Cultura e Società

Bologna, l’appello delle feste: “A n’z vói lassê sòul un vécc!” – Non lasciamo soli gli anziani

Bologna si prepara alle festività con luci, eventi e tavole imbandite, ma sotto la superficie dell’allegria c’è una realtà silenziosa che chiede attenzione: quella degli anziani soli. È un grido che si leva dalle case silenziose dei quartieri storici, dai condomini dove la porta resta chiusa per giorni, dalle panchine dove i volti noti non si vedono più. Il messaggio è chiaro: “A n’z vói lassê sòul un vécc!”, ovvero “Non si deve lasciare solo un anziano”, una frase della saggezza popolare bolognese che diventa oggi un richiamo etico e civile.

A Bologna gli anziani rappresentano una quota significativa della popolazione.

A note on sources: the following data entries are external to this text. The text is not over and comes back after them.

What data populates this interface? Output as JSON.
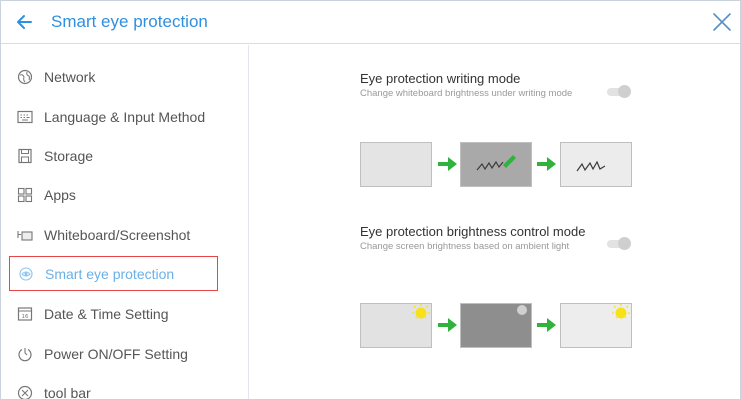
{
  "header": {
    "back_icon": "arrow-left-icon",
    "title": "Smart eye protection",
    "close_icon": "close-icon",
    "accent": "#2f8fe0"
  },
  "sidebar": {
    "items": [
      {
        "label": "Network",
        "icon": "globe-icon",
        "active": false
      },
      {
        "label": "Language & Input Method",
        "icon": "keyboard-icon",
        "active": false
      },
      {
        "label": "Storage",
        "icon": "storage-icon",
        "active": false
      },
      {
        "label": "Apps",
        "icon": "apps-icon",
        "active": false
      },
      {
        "label": "Whiteboard/Screenshot",
        "icon": "whiteboard-icon",
        "active": false
      },
      {
        "label": "Smart eye protection",
        "icon": "eye-protection-icon",
        "active": true
      },
      {
        "label": "Date & Time Setting",
        "icon": "calendar-icon",
        "active": false
      },
      {
        "label": "Power ON/OFF Setting",
        "icon": "power-icon",
        "active": false
      },
      {
        "label": "tool bar",
        "icon": "toolbar-icon",
        "active": false
      }
    ],
    "highlight_color": "#e64646"
  },
  "settings": [
    {
      "title": "Eye protection writing mode",
      "description": "Change whiteboard brightness under writing mode",
      "enabled": false,
      "illustration": "writing-mode-illustration"
    },
    {
      "title": "Eye protection brightness control mode",
      "description": "Change screen brightness based on ambient light",
      "enabled": false,
      "illustration": "brightness-mode-illustration"
    }
  ],
  "colors": {
    "arrow_green": "#2fb33c",
    "sun_yellow": "#f7e21a"
  }
}
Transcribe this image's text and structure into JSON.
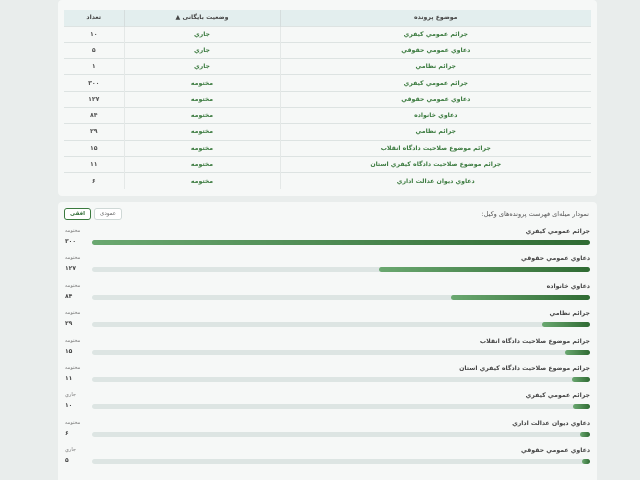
{
  "table": {
    "headers": {
      "topic": "موضوع پرونده",
      "status": "وضعیت بایگانی ▲",
      "count": "تعداد"
    },
    "rows": [
      {
        "topic": "جرائم عمومي كيفري",
        "status": "جاري",
        "count": "۱۰"
      },
      {
        "topic": "دعاوي عمومي حقوقي",
        "status": "جاري",
        "count": "۵"
      },
      {
        "topic": "جرائم نظامي",
        "status": "جاري",
        "count": "۱"
      },
      {
        "topic": "جرائم عمومي كيفري",
        "status": "مختومه",
        "count": "۳۰۰"
      },
      {
        "topic": "دعاوي عمومي حقوقي",
        "status": "مختومه",
        "count": "۱۲۷"
      },
      {
        "topic": "دعاوي خانواده",
        "status": "مختومه",
        "count": "۸۴"
      },
      {
        "topic": "جرائم نظامي",
        "status": "مختومه",
        "count": "۲۹"
      },
      {
        "topic": "جرائم موضوع صلاحيت دادگاه انقلاب",
        "status": "مختومه",
        "count": "۱۵"
      },
      {
        "topic": "جرائم موضوع صلاحيت دادگاه كيفري استان",
        "status": "مختومه",
        "count": "۱۱"
      },
      {
        "topic": "دعاوي ديوان عدالت اداري",
        "status": "مختومه",
        "count": "۶"
      }
    ]
  },
  "chart": {
    "title": "نمودار میله‌ای فهرست پرونده‌های وکیل:",
    "toggle_horizontal": "افقی",
    "toggle_vertical": "عمودی"
  },
  "chart_data": {
    "type": "bar",
    "orientation": "horizontal",
    "title": "نمودار میله‌ای فهرست پرونده‌های وکیل:",
    "xlim": [
      0,
      300
    ],
    "bars": [
      {
        "label": "جرائم عمومي كيفري",
        "status": "مختومه",
        "value": 300,
        "display": "۳۰۰"
      },
      {
        "label": "دعاوي عمومي حقوقي",
        "status": "مختومه",
        "value": 127,
        "display": "۱۲۷"
      },
      {
        "label": "دعاوي خانواده",
        "status": "مختومه",
        "value": 84,
        "display": "۸۴"
      },
      {
        "label": "جرائم نظامي",
        "status": "مختومه",
        "value": 29,
        "display": "۲۹"
      },
      {
        "label": "جرائم موضوع صلاحيت دادگاه انقلاب",
        "status": "مختومه",
        "value": 15,
        "display": "۱۵"
      },
      {
        "label": "جرائم موضوع صلاحيت دادگاه كيفري استان",
        "status": "مختومه",
        "value": 11,
        "display": "۱۱"
      },
      {
        "label": "جرائم عمومي كيفري",
        "status": "جاري",
        "value": 10,
        "display": "۱۰"
      },
      {
        "label": "دعاوي ديوان عدالت اداري",
        "status": "مختومه",
        "value": 6,
        "display": "۶"
      },
      {
        "label": "دعاوي عمومي حقوقي",
        "status": "جاري",
        "value": 5,
        "display": "۵"
      }
    ]
  }
}
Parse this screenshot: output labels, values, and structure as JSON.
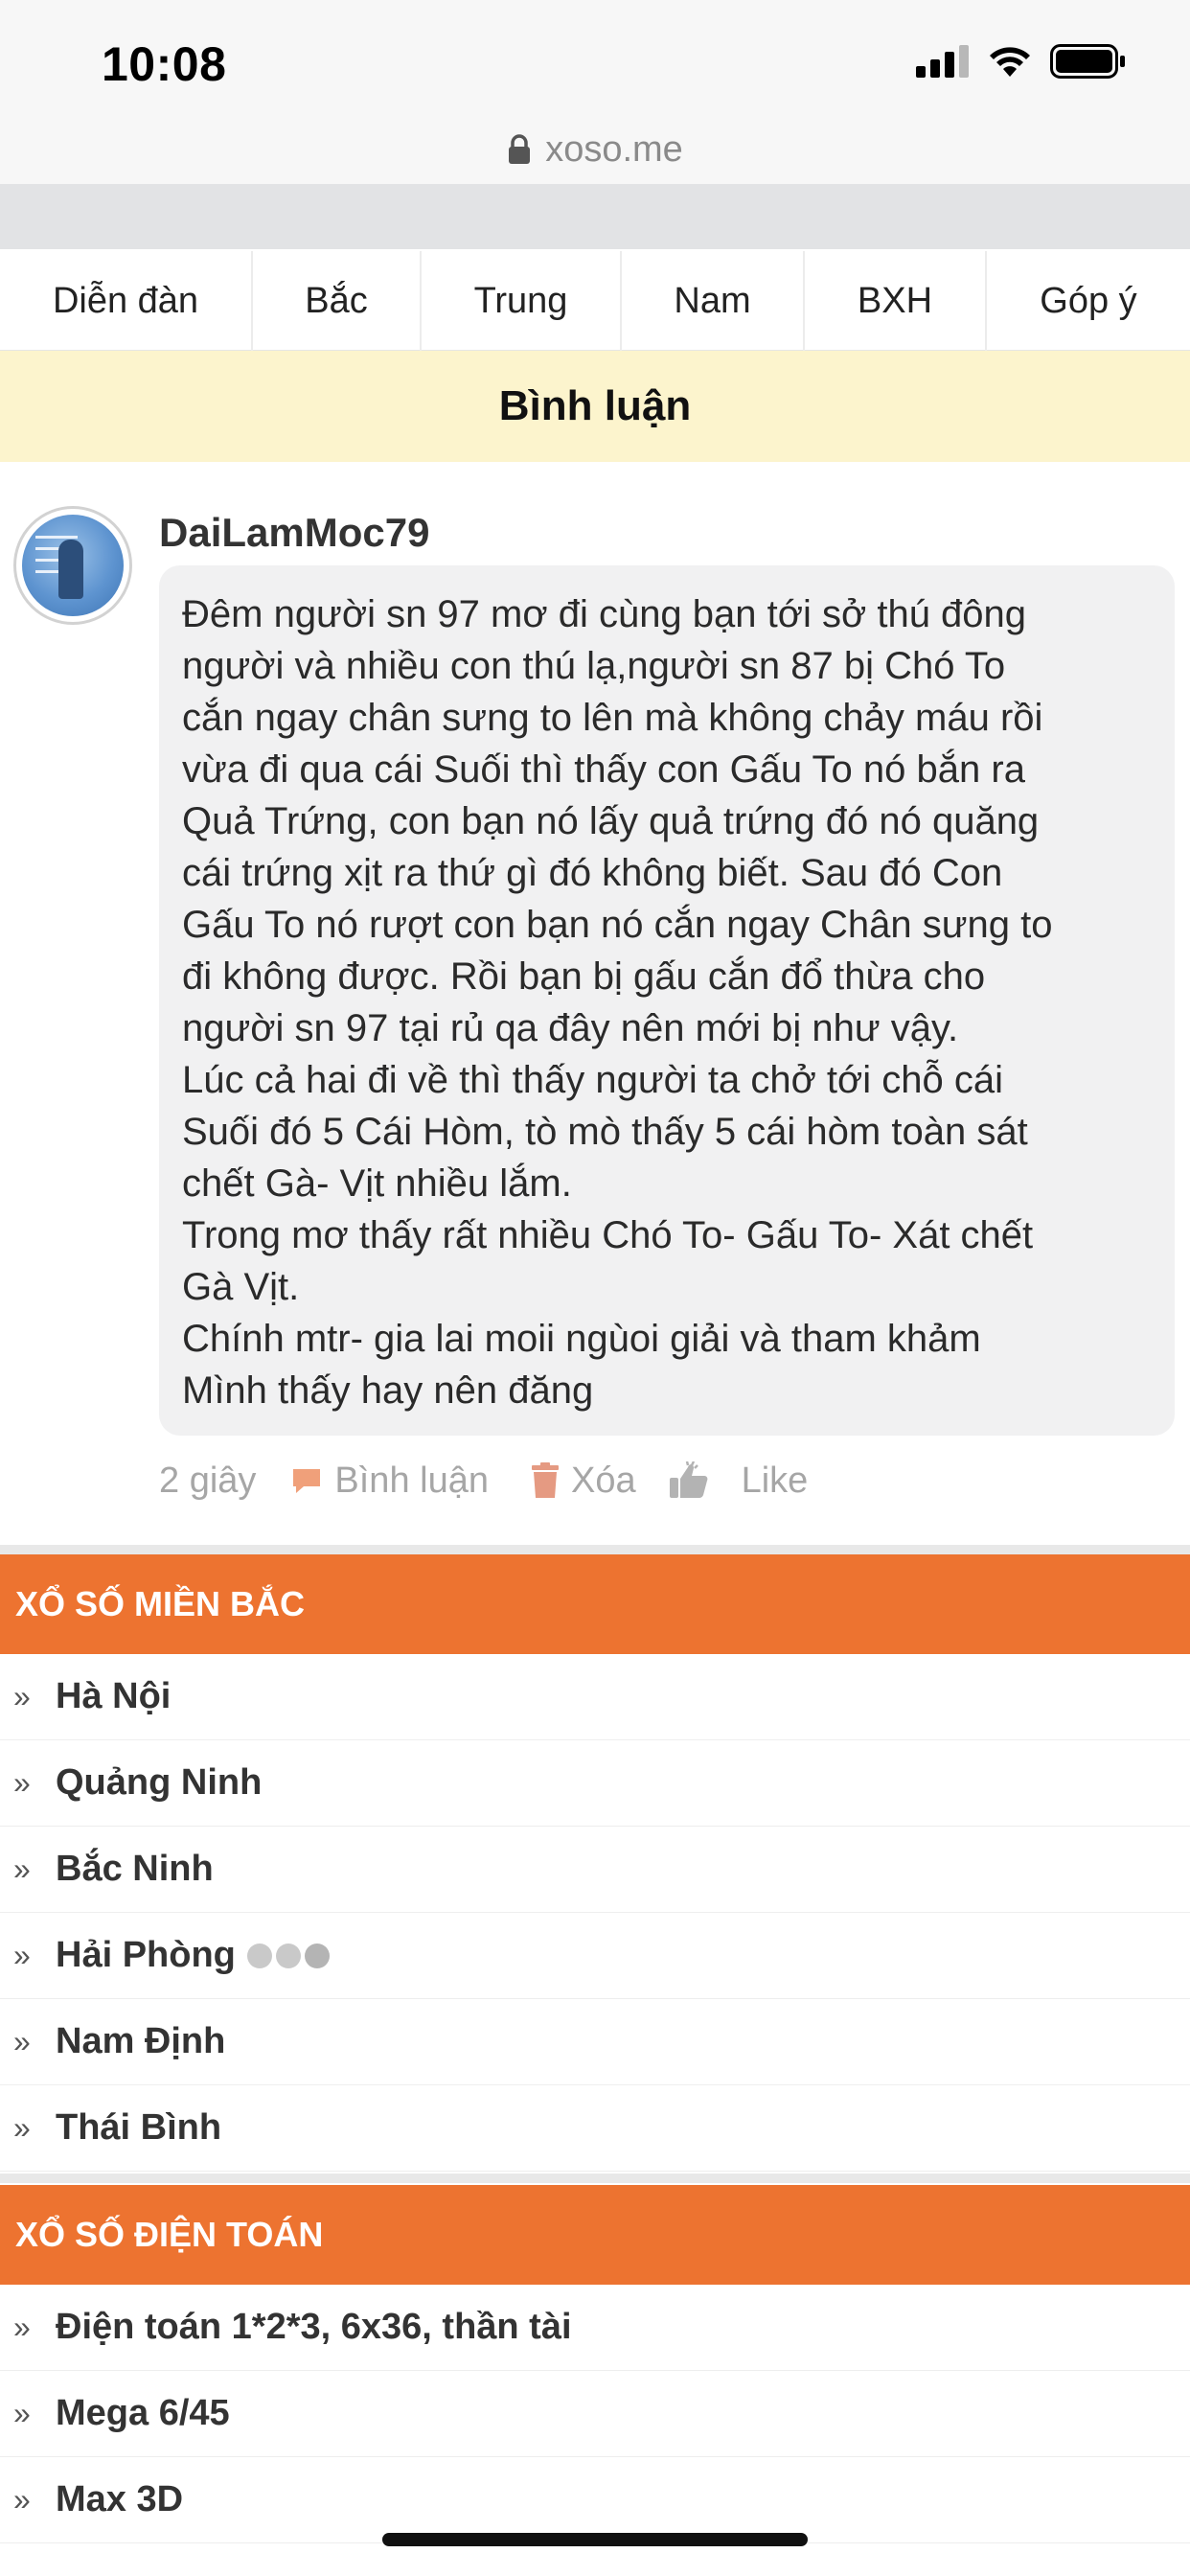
{
  "status_bar": {
    "time": "10:08"
  },
  "browser": {
    "url": "xoso.me"
  },
  "nav": {
    "items": [
      {
        "label": "Diễn đàn"
      },
      {
        "label": "Bắc"
      },
      {
        "label": "Trung"
      },
      {
        "label": "Nam"
      },
      {
        "label": "BXH"
      },
      {
        "label": "Góp ý"
      }
    ]
  },
  "comments_header": {
    "title": "Bình luận"
  },
  "comment": {
    "username": "DaiLamMoc79",
    "lines": [
      "Đêm người sn 97 mơ đi cùng bạn tới sở thú đông",
      "người và nhiều con thú lạ,người sn 87 bị Chó To",
      "cắn ngay chân sưng to lên mà không chảy máu rồi",
      "vừa đi qua cái Suối thì thấy con Gấu To nó bắn ra",
      "Quả Trứng, con bạn nó lấy quả trứng đó nó quăng",
      "cái trứng xịt ra thứ gì đó không biết. Sau đó Con",
      "Gấu To nó rượt con bạn nó cắn ngay Chân sưng to",
      "đi không được. Rồi bạn bị gấu cắn đổ thừa cho",
      "người sn 97 tại rủ qa đây nên mới bị như vậy.",
      "Lúc cả hai đi về thì thấy người ta chở tới chỗ cái",
      "Suối đó 5 Cái Hòm, tò mò thấy 5 cái hòm toàn sát",
      "chết Gà- Vịt nhiều lắm.",
      "Trong mơ thấy rất nhiều Chó To- Gấu To- Xát chết",
      "Gà Vịt.",
      "Chính mtr- gia lai moii ngùoi giải và tham khảm",
      "Mình thấy hay nên đăng"
    ],
    "time_ago": "2 giây",
    "reply_label": "Bình luận",
    "delete_label": "Xóa",
    "like_label": "Like"
  },
  "sections": [
    {
      "title": "XỔ SỐ MIỀN BẮC",
      "items": [
        "Hà Nội",
        "Quảng Ninh",
        "Bắc Ninh",
        "Hải Phòng",
        "Nam Định",
        "Thái Bình"
      ]
    },
    {
      "title": "XỔ SỐ ĐIỆN TOÁN",
      "items": [
        "Điện toán 1*2*3, 6x36, thần tài",
        "Mega 6/45",
        "Max 3D"
      ]
    }
  ],
  "colors": {
    "accent_orange": "#ed7330",
    "header_yellow": "#fcf4cd",
    "bubble_gray": "#f1f1f2",
    "reply_icon": "#f0a07a",
    "delete_icon": "#e59a82"
  },
  "icons": {
    "lock": "lock-icon",
    "signal": "signal-icon",
    "wifi": "wifi-icon",
    "battery": "battery-icon",
    "reply": "speech-bubble-icon",
    "delete": "trash-icon",
    "like": "thumbs-up-icon",
    "chevron": "double-chevron-right-icon",
    "loading": "loading-dots-icon"
  }
}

Molti vivono da soli, per scelta o per necessità, e durante le feste natalizie o estive – quando i servizi rallentano e le famiglie partono – la solitudine si fa ancora più pesante. Non si tratta solo di compagnia, ma di garantire presenza, ascolto, piccoli aiuti quotidiani che fanno la differenza.

La tradizione emiliana è sempre stata improntata alla solidarietà intergenerazionale. Non è raro sentire ancora oggi nei mercati o nelle osterie un vecchio detto: “Al vécc l’è cmé ‘l vin bòn, ma s’l’è druvê insgió”, che significa “L’anziano è come il buon vino, ma va custodito e apprezzato nel tempo giusto”. E quel tempo è oggi.

Molte associazioni di volontariato bolognesi – dalle realtà parrocchiali alle cooperative sociali – stanno rafforzando in questi giorni le loro campagne per stare accanto agli anziani soli. Dalle telefonate quotidiane alle visite a domicilio, dai pranzi comunitari alle attività nei centri sociali, ogni gesto diventa un ponte contro l’isolamento. Ma non basta. Serve un impegno collettivo che vada oltre la carità e diventi cultura diffusa.

Non è un caso che proprio Bologna, città universitaria e multigenerazionale, sia anche un laboratorio di esperienze innovative. Alcuni condomìni solidali, ad esempio, prevedono la figura del “vicino referente”, un residente che si prende cura in modo discreto degli anziani del palazzo, segnalando eventuali problemi o semplicemente facendo visita ogni tanto. Un esempio che potrebbe essere esteso a tutta la città.

Durante le feste, quando tutto si ferma, chi è solo rischia di sentirsi dimenticato. Il suono delle campane, i cori, i brindisi nelle piazze possono diventare un doloroso contrappunto per chi aspetta invano una visita o una telefonata. Anche un semplice saluto, un invito a pranzo, una passeggiata in compagnia possono rompere quel silenzio.

“Al mîr a l’è bon ma la compagnìa l’è mèi”, recita un altro proverbio: “Il vino è buono ma la compagnia è meglio”. Un invito a tutti i bolognesi, giovani e meno giovani, a guardarsi attorno, a riscoprire il valore della presenza. Perché nessuno, in una città che si dice accogliente e solidale, dovrebbe rimanere solo durante le feste.

In fondo, prendersi cura degli anziani è anche un modo per prendersi cura del nostro futuro.